While some firms may worry about having their clients attacked from newly mobilized grass-roots activists, Raben is finding new allies.
“The last year has been head spinning,” Raben said. “The professional role of a lobbyist is to stay calm and figure out what is the strategy. It’s taken a while to connect the dots, and all of a sudden there’s a grass-roots network, particularly on the minority side — black and Hispanic. There’s been a surge of populist engagement. They’re influential people who can move folks on public policy.”
Some companies have had to figure out their lobbying strategy after being thrust directly into the spotlight by Trump’s Twitter feed, where he’s done everything from threaten nuclear war to bash General Motors for its manufacturing operations in Mexico.
In multiple cases last year, lobbying by individual companies spiked in the same quarter they were making headlines over their relations with the Trump administration.
General Motors, which Trump called out last January, reported spending more in the first quarter — $3.9 million — than it did in the next two quarters combined.
Carrier, owned by United Technologies, reached a deal to keep jobs in the United States, a plan the president-elect widely publicized at the end of 2016. But critics attacked the agreement and the hefty tax breaks Carrier would receive. United Technologies’ lobbying subsequently soared from $2 million in the third quarter of 2016 to $3.1 million in the first quarter of 2017.
Whitefish Energy, a small Montana company that suffered an embarrassing fallout after the Trump administration hired it to repair Puerto Rico’s devastated infrastructure, reported lobbying for the first time ever at the end of 2017. Whitefish spent $150,000 on five lobbyists, including former Republican Reps.
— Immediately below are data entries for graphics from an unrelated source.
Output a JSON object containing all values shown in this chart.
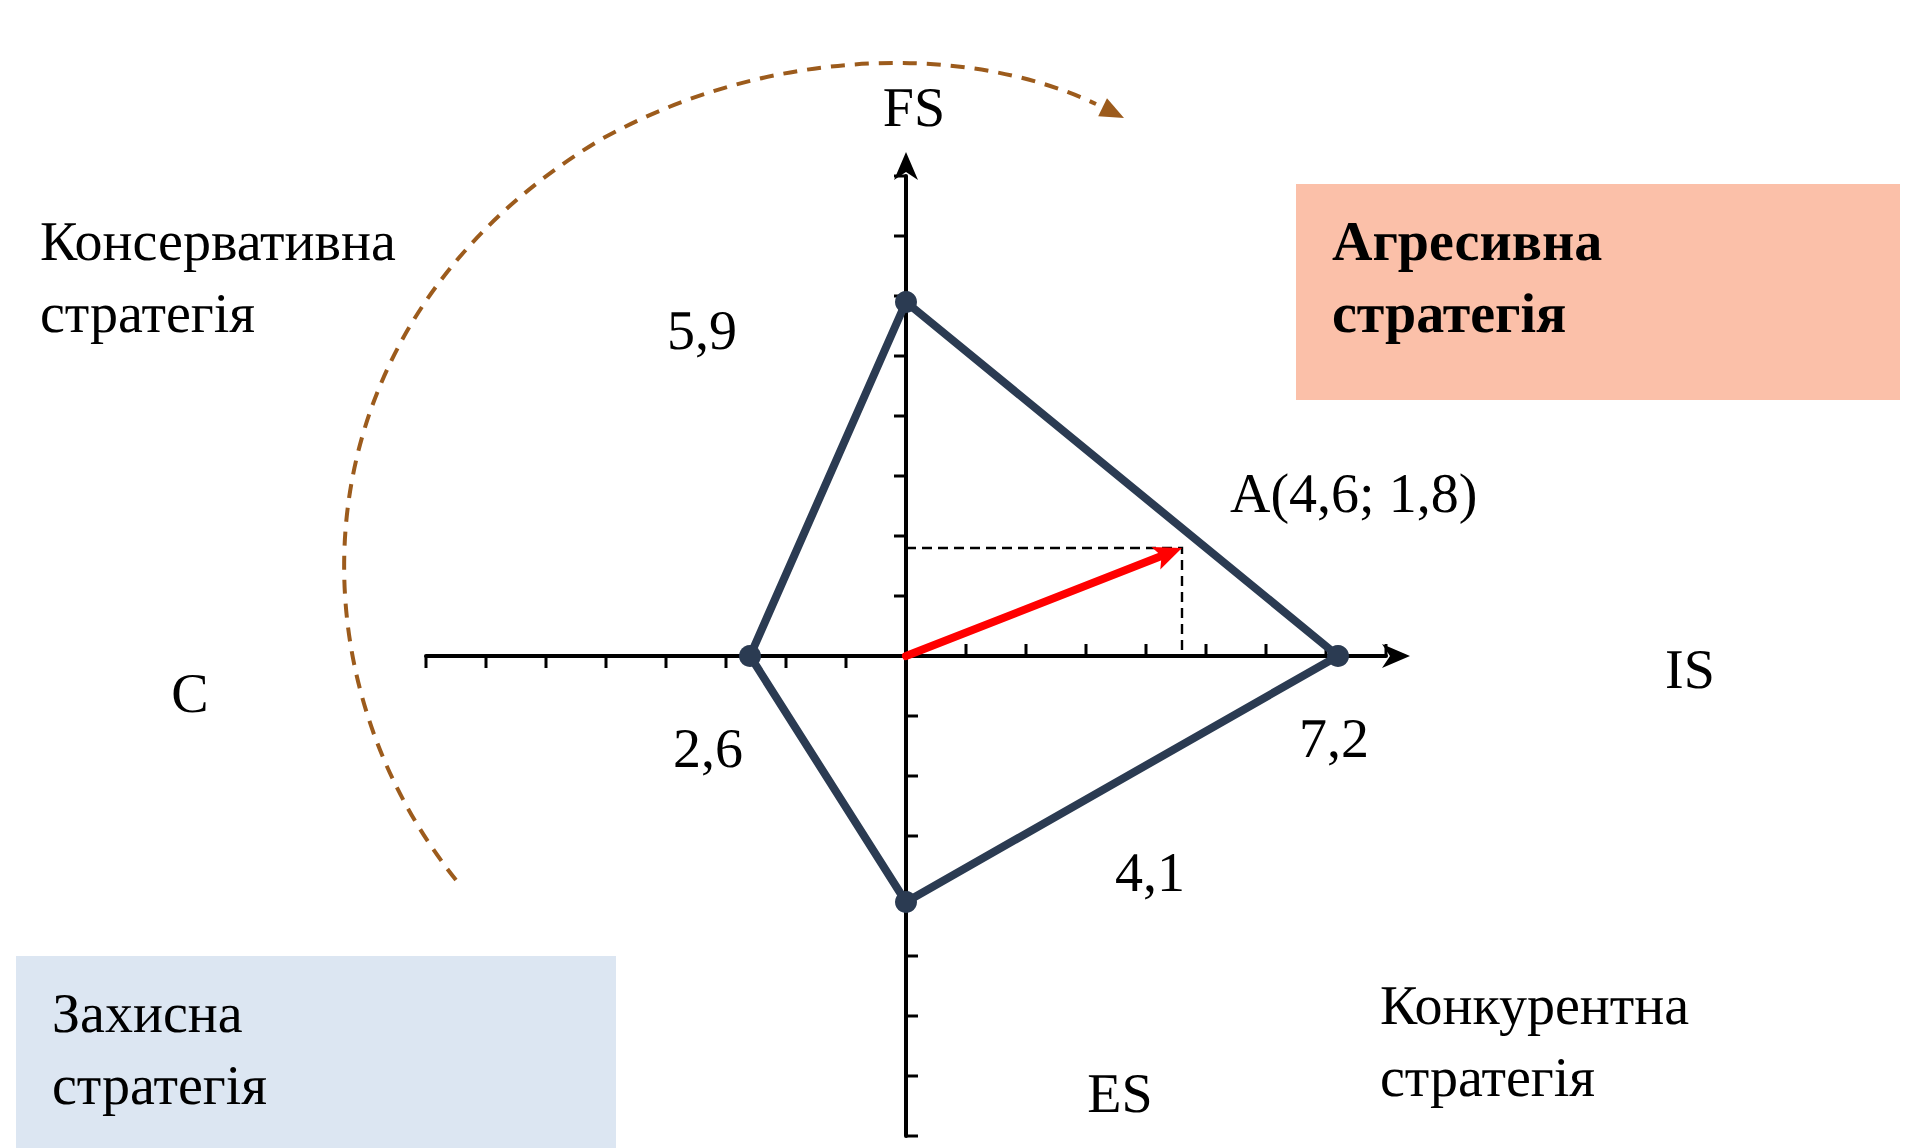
{
  "chart_data": {
    "type": "other",
    "categories": [
      "FS",
      "IS",
      "ES",
      "C"
    ],
    "values": [
      5.9,
      7.2,
      4.1,
      2.6
    ],
    "color": "#2b3b52",
    "value_labels": [
      "5,9",
      "7,2",
      "4,1",
      "2,6"
    ],
    "annotations": [
      "A(4,6; 1,8)",
      "Консервативна стратегія",
      "Агресивна стратегія",
      "Захисна стратегія",
      "Конкурентна стратегія"
    ]
  }
}
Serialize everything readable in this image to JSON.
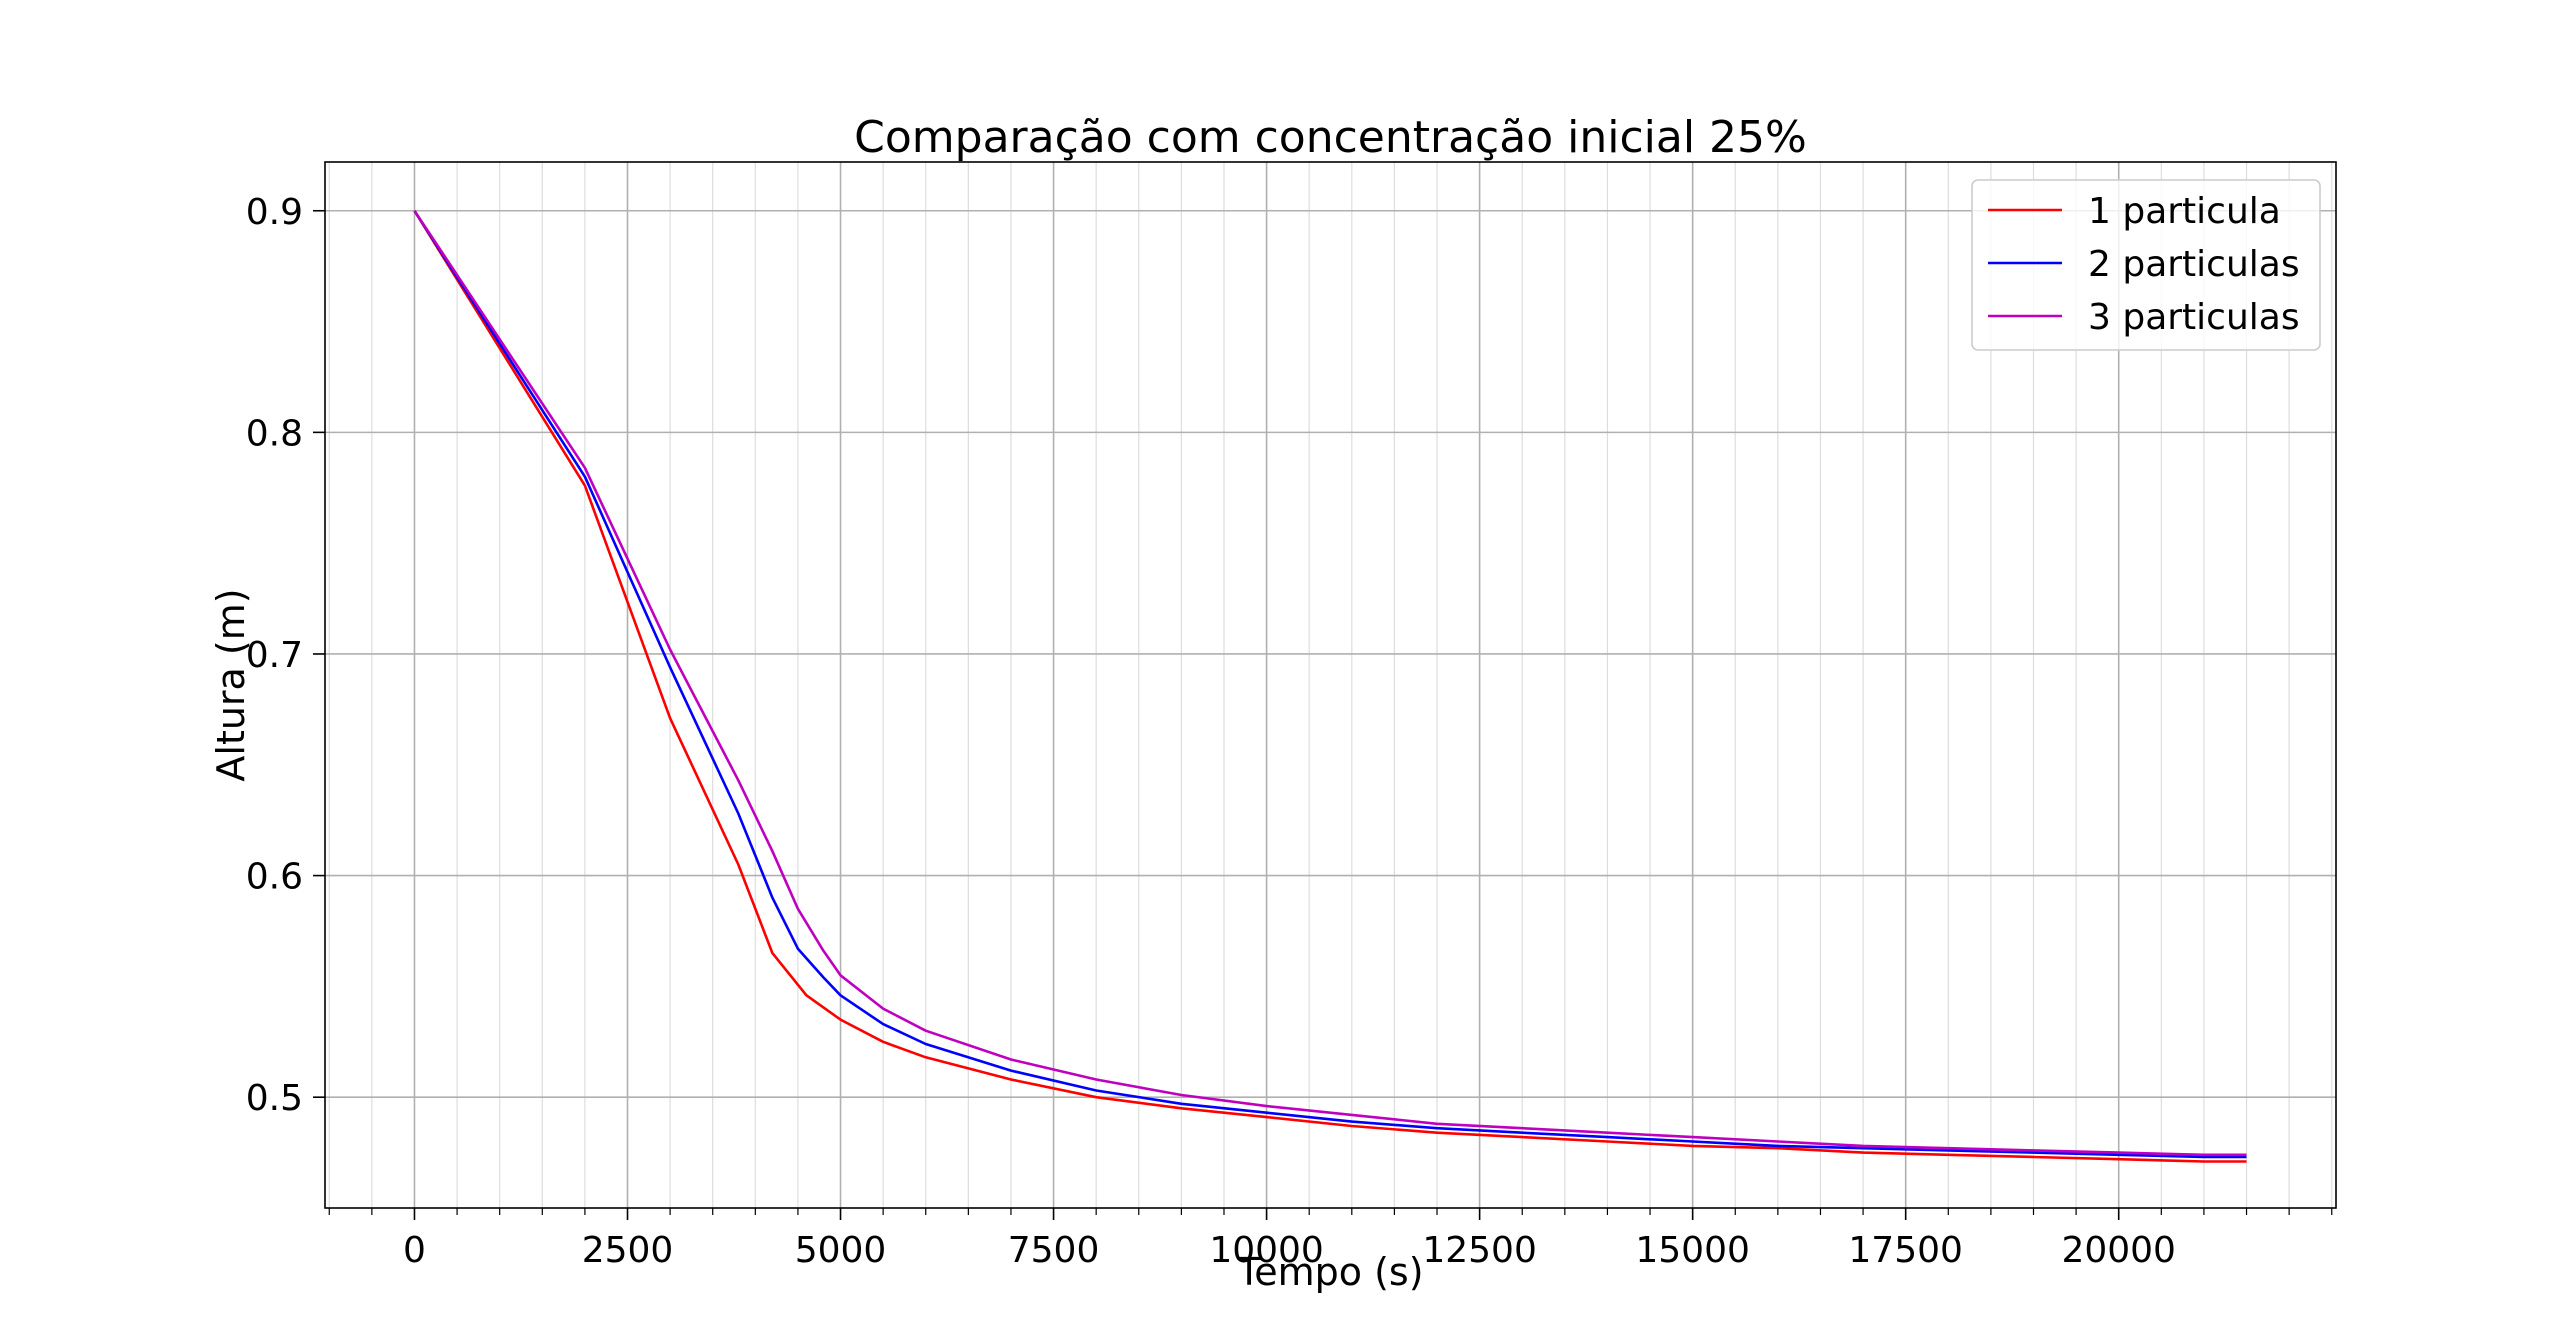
{
  "chart_data": {
    "type": "line",
    "title": "Comparação com concentração inicial 25%",
    "xlabel": "Tempo (s)",
    "ylabel": "Altura (m)",
    "xlim": [
      -1050,
      22550
    ],
    "ylim": [
      0.45,
      0.922
    ],
    "x_major_ticks": [
      0,
      2500,
      5000,
      7500,
      10000,
      12500,
      15000,
      17500,
      20000
    ],
    "x_tick_labels": [
      "0",
      "2500",
      "5000",
      "7500",
      "10000",
      "12500",
      "15000",
      "17500",
      "20000"
    ],
    "x_minor_step": 500,
    "y_major_ticks": [
      0.5,
      0.6,
      0.7,
      0.8,
      0.9
    ],
    "y_tick_labels": [
      "0.5",
      "0.6",
      "0.7",
      "0.8",
      "0.9"
    ],
    "grid": "major and minor",
    "legend_position": "top-right",
    "series": [
      {
        "name": "1 particula",
        "color": "#ff0000",
        "points": [
          [
            0,
            0.9
          ],
          [
            1000,
            0.838
          ],
          [
            2000,
            0.776
          ],
          [
            3000,
            0.671
          ],
          [
            3800,
            0.605
          ],
          [
            4200,
            0.565
          ],
          [
            4600,
            0.546
          ],
          [
            5000,
            0.535
          ],
          [
            5500,
            0.525
          ],
          [
            6000,
            0.518
          ],
          [
            7000,
            0.508
          ],
          [
            8000,
            0.5
          ],
          [
            9000,
            0.495
          ],
          [
            10000,
            0.491
          ],
          [
            11000,
            0.487
          ],
          [
            12000,
            0.484
          ],
          [
            13000,
            0.482
          ],
          [
            14000,
            0.48
          ],
          [
            15000,
            0.478
          ],
          [
            16000,
            0.477
          ],
          [
            17000,
            0.475
          ],
          [
            18000,
            0.474
          ],
          [
            19000,
            0.473
          ],
          [
            20000,
            0.472
          ],
          [
            21000,
            0.471
          ],
          [
            21500,
            0.471
          ]
        ]
      },
      {
        "name": "2 particulas",
        "color": "#0000ff",
        "points": [
          [
            0,
            0.9
          ],
          [
            1000,
            0.84
          ],
          [
            2000,
            0.78
          ],
          [
            3000,
            0.694
          ],
          [
            3800,
            0.628
          ],
          [
            4200,
            0.59
          ],
          [
            4500,
            0.567
          ],
          [
            4800,
            0.554
          ],
          [
            5000,
            0.546
          ],
          [
            5500,
            0.533
          ],
          [
            6000,
            0.524
          ],
          [
            7000,
            0.512
          ],
          [
            8000,
            0.503
          ],
          [
            9000,
            0.497
          ],
          [
            10000,
            0.493
          ],
          [
            11000,
            0.489
          ],
          [
            12000,
            0.486
          ],
          [
            13000,
            0.484
          ],
          [
            14000,
            0.482
          ],
          [
            15000,
            0.48
          ],
          [
            16000,
            0.478
          ],
          [
            17000,
            0.477
          ],
          [
            18000,
            0.476
          ],
          [
            19000,
            0.475
          ],
          [
            20000,
            0.474
          ],
          [
            21000,
            0.473
          ],
          [
            21500,
            0.473
          ]
        ]
      },
      {
        "name": "3 particulas",
        "color": "#bf00bf",
        "points": [
          [
            0,
            0.9
          ],
          [
            1000,
            0.842
          ],
          [
            2000,
            0.784
          ],
          [
            3000,
            0.702
          ],
          [
            3800,
            0.643
          ],
          [
            4200,
            0.611
          ],
          [
            4500,
            0.585
          ],
          [
            4800,
            0.566
          ],
          [
            5000,
            0.555
          ],
          [
            5500,
            0.54
          ],
          [
            6000,
            0.53
          ],
          [
            7000,
            0.517
          ],
          [
            8000,
            0.508
          ],
          [
            9000,
            0.501
          ],
          [
            10000,
            0.496
          ],
          [
            11000,
            0.492
          ],
          [
            12000,
            0.488
          ],
          [
            13000,
            0.486
          ],
          [
            14000,
            0.484
          ],
          [
            15000,
            0.482
          ],
          [
            16000,
            0.48
          ],
          [
            17000,
            0.478
          ],
          [
            18000,
            0.477
          ],
          [
            19000,
            0.476
          ],
          [
            20000,
            0.475
          ],
          [
            21000,
            0.474
          ],
          [
            21500,
            0.474
          ]
        ]
      }
    ]
  }
}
Dennis Cardoza of California and Scott Klug of Wisconsin, during the fourth quarter.
Of course, this activity reflects only the lobbying work captured by public disclosures, which good government groups and even many lobbyists argue are outdated. The law governing lobbying disclosure, for example, was last revised in 2007 in the wake of a big scandal involving Jack Abramoff and his network of congressional and K Street denizens.
The revamp left in place exemptions for those who spend less than 20 percent of their time in support of a lobbying campaign — and neither grass-roots activity nor social media advocacy is subject to the law. That makes it nearly impossible to track the money spent on campaigns aimed at mobilizing voters.
Paul Miller, a longtime lobbyist who runs the National Institute for Lobbying and Ethics, said his group wants Congress to decrease the threshold so that more advocates would trigger the law, requiring disclosure.
“I’ve been working to get members to take up our recommendations since we released them last year, and it’s really crickets,” Miller said. “They ask, ‘Why do you want more regulation?’”
Miller said it’s because he wants his profession to fend off the next influence scandal, instead of simply reacting to it.
But Congress is a reactive institution, and it has set its sights on the 1938 law that governs foreign lobbying disclosures amid the special counsel’s Russia probe.
The House Judiciary Committee approved a measure in January to overhaul the Foreign Agents Registration Act, and Senate Judiciary Chairman Charles E. Grassley of Iowa has sponsored a companion measure in his chamber.
“There is a hook around foreign interference right now — that’s the lens they’re looking at,” said Lisa Gilbert of Public Citizen.
With the Trump era as backdrop, she added, “it is completely within the realm of the possible that we’ll have a scandal and resultant opportunity to take a hard look at reforming all the lobbying disclosure laws.”